Once the event timeline has been calculated, it’s just a matter of graphing the results. This can be done in Perl using the GD Graphics Library package, this was how the graph in part 1 was created, or the results can be output to a CSV file and input into an Excel spreadsheet. In either case a pivot on the data must be performed in order to get the event time as a column for each interval row in order to create the graph. This will be part of the discussion of Part 3.

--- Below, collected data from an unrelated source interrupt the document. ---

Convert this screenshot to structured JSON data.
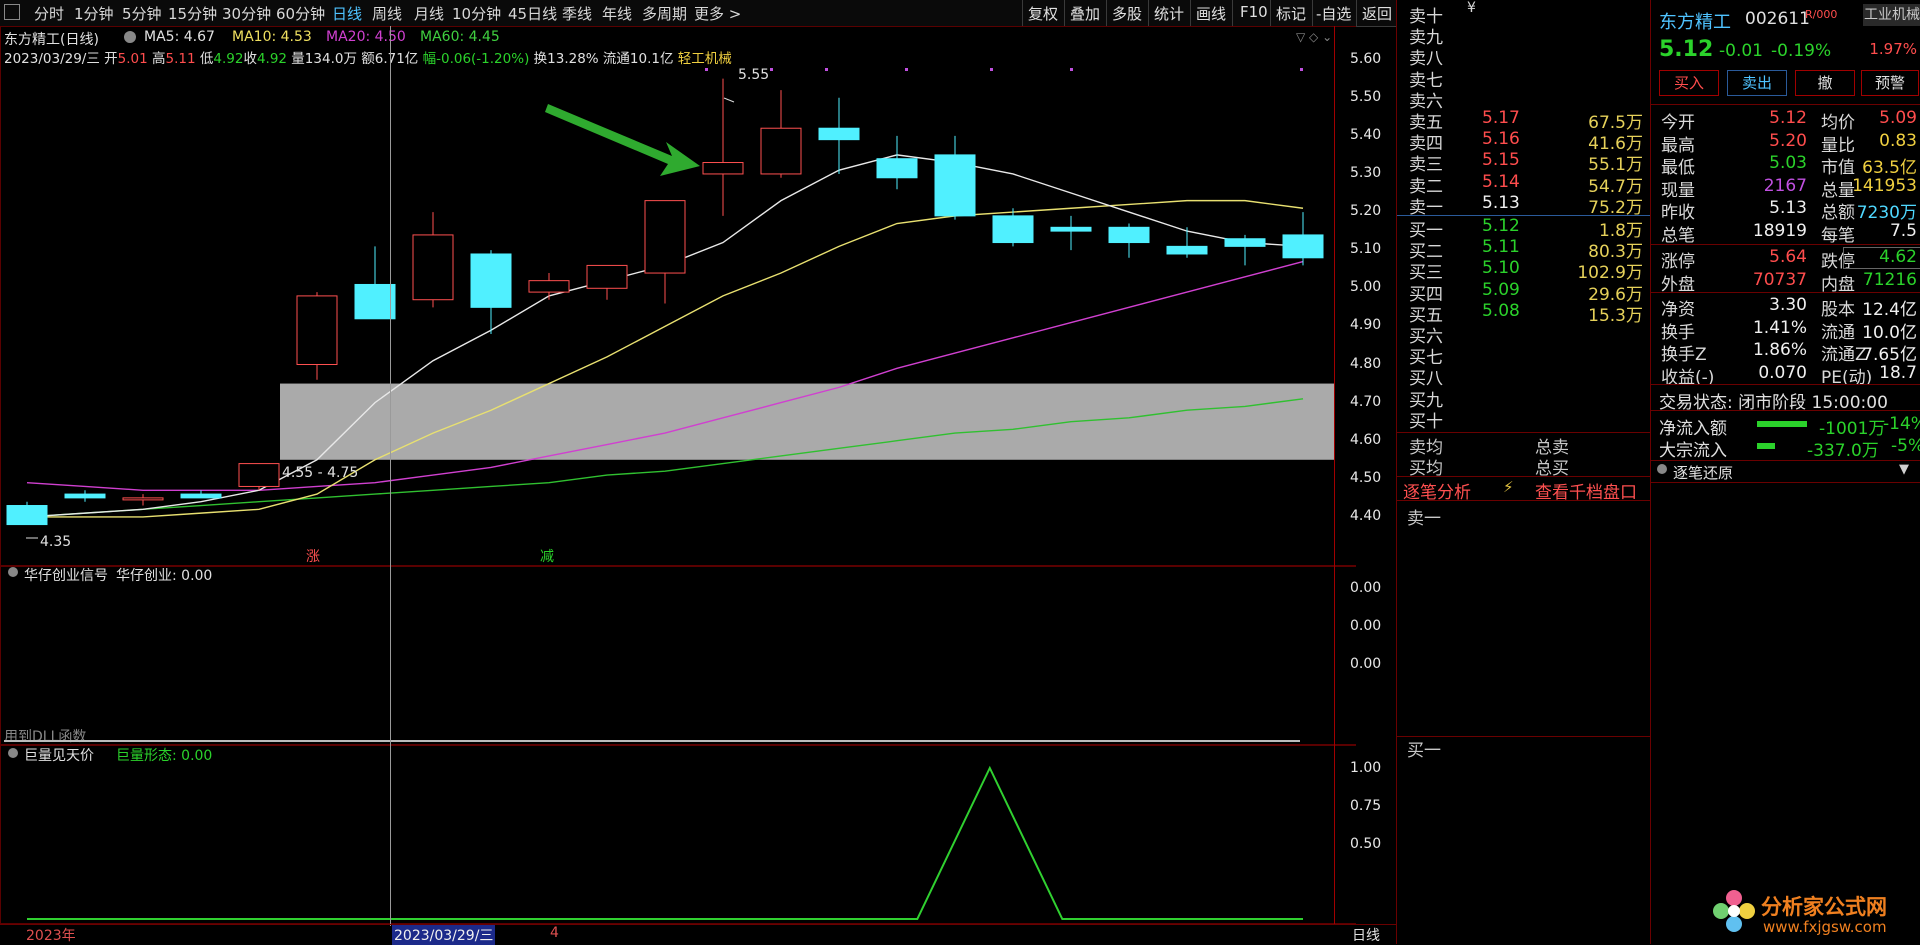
{
  "toolbar": {
    "periods": [
      "分时",
      "1分钟",
      "5分钟",
      "15分钟",
      "30分钟",
      "60分钟",
      "日线",
      "周线",
      "月线",
      "10分钟",
      "45日线",
      "季线",
      "年线",
      "多周期",
      "更多 >"
    ],
    "active_period": "日线",
    "right_buttons": [
      "复权",
      "叠加",
      "多股",
      "统计",
      "画线",
      "F10",
      "标记",
      "-自选",
      "返回"
    ]
  },
  "main_chart": {
    "title": "东方精工(日线)",
    "ma_legend": [
      {
        "label": "MA5: 4.67",
        "color": "#e0e0e0"
      },
      {
        "label": "MA10: 4.53",
        "color": "#f0e060"
      },
      {
        "label": "MA20: 4.50",
        "color": "#d040d0"
      },
      {
        "label": "MA60: 4.45",
        "color": "#40d040"
      }
    ],
    "info": {
      "date": "2023/03/29/三",
      "open_label": "开",
      "open": "5.01",
      "high_label": "高",
      "high": "5.11",
      "low_label": "低",
      "low": "4.92",
      "close_label": "收",
      "close": "4.92",
      "volume": "量134.0万",
      "amount": "额6.71亿",
      "change": "幅-0.06(-1.20%)",
      "turnover": "换13.28%",
      "float": "流通10.1亿",
      "industry": "轻工机械"
    },
    "y_ticks": [
      "5.60",
      "5.50",
      "5.40",
      "5.30",
      "5.20",
      "5.10",
      "5.00",
      "4.90",
      "4.80",
      "4.70",
      "4.60",
      "4.50",
      "4.40"
    ],
    "zone_label": "4.55 - 4.75",
    "high_mark": "5.55",
    "low_mark": "4.35",
    "marker_up": "涨",
    "marker_down": "减"
  },
  "chart_data": {
    "type": "candlestick",
    "ylim": [
      4.35,
      5.62
    ],
    "candles": [
      {
        "o": 4.43,
        "h": 4.44,
        "l": 4.38,
        "c": 4.38
      },
      {
        "o": 4.46,
        "h": 4.47,
        "l": 4.44,
        "c": 4.45
      },
      {
        "o": 4.45,
        "h": 4.46,
        "l": 4.43,
        "c": 4.45
      },
      {
        "o": 4.46,
        "h": 4.47,
        "l": 4.45,
        "c": 4.45
      },
      {
        "o": 4.48,
        "h": 4.52,
        "l": 4.47,
        "c": 4.54
      },
      {
        "o": 4.8,
        "h": 4.99,
        "l": 4.76,
        "c": 4.98
      },
      {
        "o": 5.01,
        "h": 5.11,
        "l": 4.92,
        "c": 4.92
      },
      {
        "o": 4.97,
        "h": 5.2,
        "l": 4.95,
        "c": 5.14
      },
      {
        "o": 5.09,
        "h": 5.1,
        "l": 4.88,
        "c": 4.95
      },
      {
        "o": 4.99,
        "h": 5.04,
        "l": 4.97,
        "c": 5.02
      },
      {
        "o": 5.0,
        "h": 5.06,
        "l": 4.97,
        "c": 5.06
      },
      {
        "o": 5.04,
        "h": 5.23,
        "l": 4.96,
        "c": 5.23
      },
      {
        "o": 5.3,
        "h": 5.55,
        "l": 5.19,
        "c": 5.33
      },
      {
        "o": 5.3,
        "h": 5.52,
        "l": 5.29,
        "c": 5.42
      },
      {
        "o": 5.42,
        "h": 5.5,
        "l": 5.3,
        "c": 5.39
      },
      {
        "o": 5.34,
        "h": 5.4,
        "l": 5.26,
        "c": 5.29
      },
      {
        "o": 5.35,
        "h": 5.4,
        "l": 5.18,
        "c": 5.19
      },
      {
        "o": 5.19,
        "h": 5.21,
        "l": 5.11,
        "c": 5.12
      },
      {
        "o": 5.16,
        "h": 5.19,
        "l": 5.1,
        "c": 5.15
      },
      {
        "o": 5.16,
        "h": 5.17,
        "l": 5.08,
        "c": 5.12
      },
      {
        "o": 5.11,
        "h": 5.16,
        "l": 5.08,
        "c": 5.09
      },
      {
        "o": 5.13,
        "h": 5.14,
        "l": 5.06,
        "c": 5.11
      },
      {
        "o": 5.14,
        "h": 5.2,
        "l": 5.06,
        "c": 5.08
      }
    ],
    "ma5": [
      4.4,
      4.41,
      4.42,
      4.44,
      4.47,
      4.55,
      4.7,
      4.81,
      4.89,
      4.98,
      5.02,
      5.06,
      5.12,
      5.23,
      5.31,
      5.35,
      5.33,
      5.3,
      5.25,
      5.2,
      5.15,
      5.12,
      5.11
    ],
    "ma10": [
      4.4,
      4.4,
      4.4,
      4.41,
      4.42,
      4.46,
      4.55,
      4.62,
      4.68,
      4.75,
      4.82,
      4.9,
      4.98,
      5.04,
      5.11,
      5.17,
      5.19,
      5.2,
      5.21,
      5.22,
      5.23,
      5.23,
      5.21
    ],
    "ma20": [
      4.49,
      4.48,
      4.47,
      4.47,
      4.47,
      4.48,
      4.49,
      4.51,
      4.53,
      4.56,
      4.59,
      4.62,
      4.66,
      4.7,
      4.74,
      4.79,
      4.83,
      4.87,
      4.91,
      4.95,
      4.99,
      5.03,
      5.07
    ],
    "ma60": [
      4.4,
      4.41,
      4.42,
      4.43,
      4.44,
      4.45,
      4.46,
      4.47,
      4.48,
      4.49,
      4.51,
      4.52,
      4.54,
      4.56,
      4.58,
      4.6,
      4.62,
      4.63,
      4.65,
      4.66,
      4.68,
      4.69,
      4.71
    ],
    "support_zone": [
      4.55,
      4.75
    ]
  },
  "ind1": {
    "title": "华仔创业信号",
    "value_label": "华仔创业: 0.00",
    "y_ticks": [
      "0.00",
      "0.00",
      "0.00"
    ],
    "footer": "用到DLL函数"
  },
  "ind2": {
    "title": "巨量见天价",
    "value_label": "巨量形态: 0.00",
    "y_ticks": [
      "1.00",
      "0.75",
      "0.50"
    ],
    "values": [
      0,
      0,
      0,
      0,
      0,
      0,
      0,
      0,
      0,
      0,
      0,
      0,
      0,
      0,
      0,
      0,
      0,
      0,
      0,
      0,
      0,
      0,
      0
    ],
    "peak_points": [
      [
        15.35,
        0
      ],
      [
        16.6,
        1
      ],
      [
        17.85,
        0
      ]
    ]
  },
  "xaxis": {
    "year": "2023年",
    "cursor_date": "2023/03/29/三",
    "next_label": "4",
    "period": "日线"
  },
  "orderbook": {
    "sells": [
      {
        "name": "卖十",
        "price": "",
        "vol": ""
      },
      {
        "name": "卖九",
        "price": "",
        "vol": ""
      },
      {
        "name": "卖八",
        "price": "",
        "vol": ""
      },
      {
        "name": "卖七",
        "price": "",
        "vol": ""
      },
      {
        "name": "卖六",
        "price": "",
        "vol": ""
      },
      {
        "name": "卖五",
        "price": "5.17",
        "vol": "67.5万"
      },
      {
        "name": "卖四",
        "price": "5.16",
        "vol": "41.6万"
      },
      {
        "name": "卖三",
        "price": "5.15",
        "vol": "55.1万"
      },
      {
        "name": "卖二",
        "price": "5.14",
        "vol": "54.7万"
      },
      {
        "name": "卖一",
        "price": "5.13",
        "vol": "75.2万"
      }
    ],
    "buys": [
      {
        "name": "买一",
        "price": "5.12",
        "vol": "1.8万"
      },
      {
        "name": "买二",
        "price": "5.11",
        "vol": "80.3万"
      },
      {
        "name": "买三",
        "price": "5.10",
        "vol": "102.9万"
      },
      {
        "name": "买四",
        "price": "5.09",
        "vol": "29.6万"
      },
      {
        "name": "买五",
        "price": "5.08",
        "vol": "15.3万"
      },
      {
        "name": "买六",
        "price": "",
        "vol": ""
      },
      {
        "name": "买七",
        "price": "",
        "vol": ""
      },
      {
        "name": "买八",
        "price": "",
        "vol": ""
      },
      {
        "name": "买九",
        "price": "",
        "vol": ""
      },
      {
        "name": "买十",
        "price": "",
        "vol": ""
      }
    ],
    "yen": "¥",
    "avg_sell": "卖均",
    "total_sell": "总卖",
    "avg_buy": "买均",
    "total_buy": "总买",
    "analysis_link": "逐笔分析",
    "depth_link": "查看千档盘口",
    "buy1_label": "卖一",
    "buy1_label2": "买一"
  },
  "quote": {
    "name": "东方精工",
    "code": "002611",
    "flag": "R/000",
    "industry": "工业机械",
    "industry_pct": "1.97%",
    "price": "5.12",
    "change": "-0.01",
    "change_pct": "-0.19%",
    "buttons": [
      "买入",
      "卖出",
      "撤",
      "预警"
    ],
    "rows1": [
      {
        "a": "今开",
        "b": "5.12",
        "bc": "red",
        "c": "均价",
        "d": "5.09",
        "dc": "red"
      },
      {
        "a": "最高",
        "b": "5.20",
        "bc": "red",
        "c": "量比",
        "d": "0.83",
        "dc": "yellow"
      },
      {
        "a": "最低",
        "b": "5.03",
        "bc": "green",
        "c": "市值",
        "d": "63.5亿",
        "dc": "yellow"
      },
      {
        "a": "现量",
        "b": "2167",
        "bc": "purple",
        "c": "总量",
        "d": "141953",
        "dc": "yellow"
      },
      {
        "a": "昨收",
        "b": "5.13",
        "bc": "white",
        "c": "总额",
        "d": "7230万",
        "dc": "cyan"
      },
      {
        "a": "总笔",
        "b": "18919",
        "bc": "white",
        "c": "每笔",
        "d": "7.5",
        "dc": "white"
      }
    ],
    "rows2": [
      {
        "a": "涨停",
        "b": "5.64",
        "bc": "red",
        "c": "跌停",
        "d": "4.62",
        "dc": "green"
      },
      {
        "a": "外盘",
        "b": "70737",
        "bc": "red",
        "c": "内盘",
        "d": "71216",
        "dc": "green"
      }
    ],
    "rows3": [
      {
        "a": "净资",
        "b": "3.30",
        "bc": "white",
        "c": "股本",
        "d": "12.4亿",
        "dc": "white"
      },
      {
        "a": "换手",
        "b": "1.41%",
        "bc": "white",
        "c": "流通",
        "d": "10.0亿",
        "dc": "white"
      },
      {
        "a": "换手Z",
        "b": "1.86%",
        "bc": "white",
        "c": "流通Z",
        "d": "7.65亿",
        "dc": "white"
      },
      {
        "a": "收益(-)",
        "b": "0.070",
        "bc": "white",
        "c": "PE(动)",
        "d": "18.7",
        "dc": "white"
      }
    ],
    "trade_status": "交易状态: 闭市阶段 15:00:00",
    "net_inflow_label": "净流入额",
    "net_inflow": "-1001万",
    "net_inflow_pct": "-14%",
    "bulk_inflow_label": "大宗流入",
    "bulk_inflow": "-337.0万",
    "bulk_inflow_pct": "-5%",
    "tick_restore": "逐笔还原"
  },
  "watermark": {
    "name": "分析家公式网",
    "url": "www.fxjgsw.com"
  }
}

Trace Event Timeline, Part 1

August 7th, 2009

I was working on a problem recently where a process was “slow”. So naturally I got one of the DBAs to trace a sample of one of the runs and we took a look at it. The interesting part was that it was about half and half between SQL*Net message from client and CPU (EXEC statements). It turns out that the process would do a bunch of database work very fast and then just pause, issuing statements but much more slowly, and then it would speed up again. Naturally everyone blamed the database, but from the trace file one might assume that it was at least partly a client issue. The problem was that from the trace file there was no way to tell that the behavior was “skewed”, running fast then slowing down then running fast again.

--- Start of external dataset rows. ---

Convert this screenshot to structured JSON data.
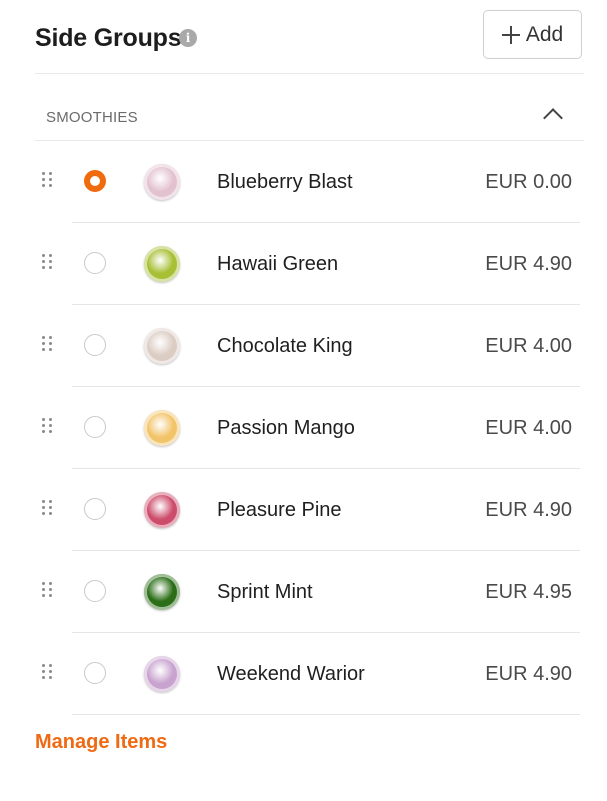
{
  "header": {
    "title": "Side Groups",
    "info_icon": "info-icon",
    "add_label": "Add",
    "add_icon": "plus-icon"
  },
  "group": {
    "title": "SMOOTHIES",
    "toggle_icon": "chevron-up-icon"
  },
  "items": [
    {
      "name": "Blueberry Blast",
      "price": "EUR 0.00",
      "selected": true,
      "thumb_color": "#e3c2d0"
    },
    {
      "name": "Hawaii Green",
      "price": "EUR 4.90",
      "selected": false,
      "thumb_color": "#a7bf35"
    },
    {
      "name": "Chocolate King",
      "price": "EUR 4.00",
      "selected": false,
      "thumb_color": "#dccdc4"
    },
    {
      "name": "Passion Mango",
      "price": "EUR 4.00",
      "selected": false,
      "thumb_color": "#f2c46a"
    },
    {
      "name": "Pleasure Pine",
      "price": "EUR 4.90",
      "selected": false,
      "thumb_color": "#cd4c6b"
    },
    {
      "name": "Sprint Mint",
      "price": "EUR 4.95",
      "selected": false,
      "thumb_color": "#2b6e17"
    },
    {
      "name": "Weekend Warior",
      "price": "EUR 4.90",
      "selected": false,
      "thumb_color": "#c8a3cf"
    }
  ],
  "footer": {
    "manage_label": "Manage Items"
  },
  "colors": {
    "accent": "#f06a0e",
    "link": "#ef6a12"
  }
}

This led me to thinking that it would be very handy in some cases to know a little bit more about when certain events occur within a traced session. Some of our famous brethren will usually say that that’s just a scoping problem, and while that is probably true, in the real world it’s not always so obvious, or easy to do something about. So I decided to modify the AppsDBA Interval Resource Profiler to see if I could create an “Event Timeline”. The following is the result:

cmsdev1_ora_1825_3507313

The idea is that the graph displays the event totals in a timeline as they occurred. It seems to make it easier to determine roughly when actions took place. In other words, is there event skew? Not skew for a particular event, which is what the Hotsos/Method-R Profiler gives you, but across the entire trace interval. The timeline should help determine if all of the activity took place in a small set of intervals, or evenly across the whole interval, or perhaps like my original problem in spurts. The resource profile that goes along with this graph looks like the following:


                          Total Event  % Event    Total  --------------- Cumulative ----------------
Event Name                 Time (sec)     Time   Events  Avg Time(sec)  Min Time(sec)  Max Time(sec)
------------------------  -----------  -------  -------  -------------  -------------  -------------
SQL*Net message from         0.801698    77.92      262       0.003060       0.000280       0.150290
client
SQL*Net more data from       0.132364    12.87      520       0.000255       0.000003       0.019935
client
CPU Service                  0.058989     5.73      478       0.000123       0.000000       0.010998
unaccounted-for              0.033580     3.26
library cache pin            0.000746     0.07        4       0.000187       0.000147       0.000254
library cache lock           0.000610     0.06        3       0.000203       0.000161       0.000237
gc current grant busy        0.000563     0.05        1       0.000563       0.000563       0.000563
SQL*Net message to           0.000285     0.03      262       0.000001       0.000000       0.000031
Client
SQL*Net more data to         0.000016     0.00        1       0.000016       0.000016       0.000016
client
------------------------  -----------  -------  -------  -------------  -------------  -------------
Total                        1.028851   100.00    1,531

I’ll have more to say about this in the near future.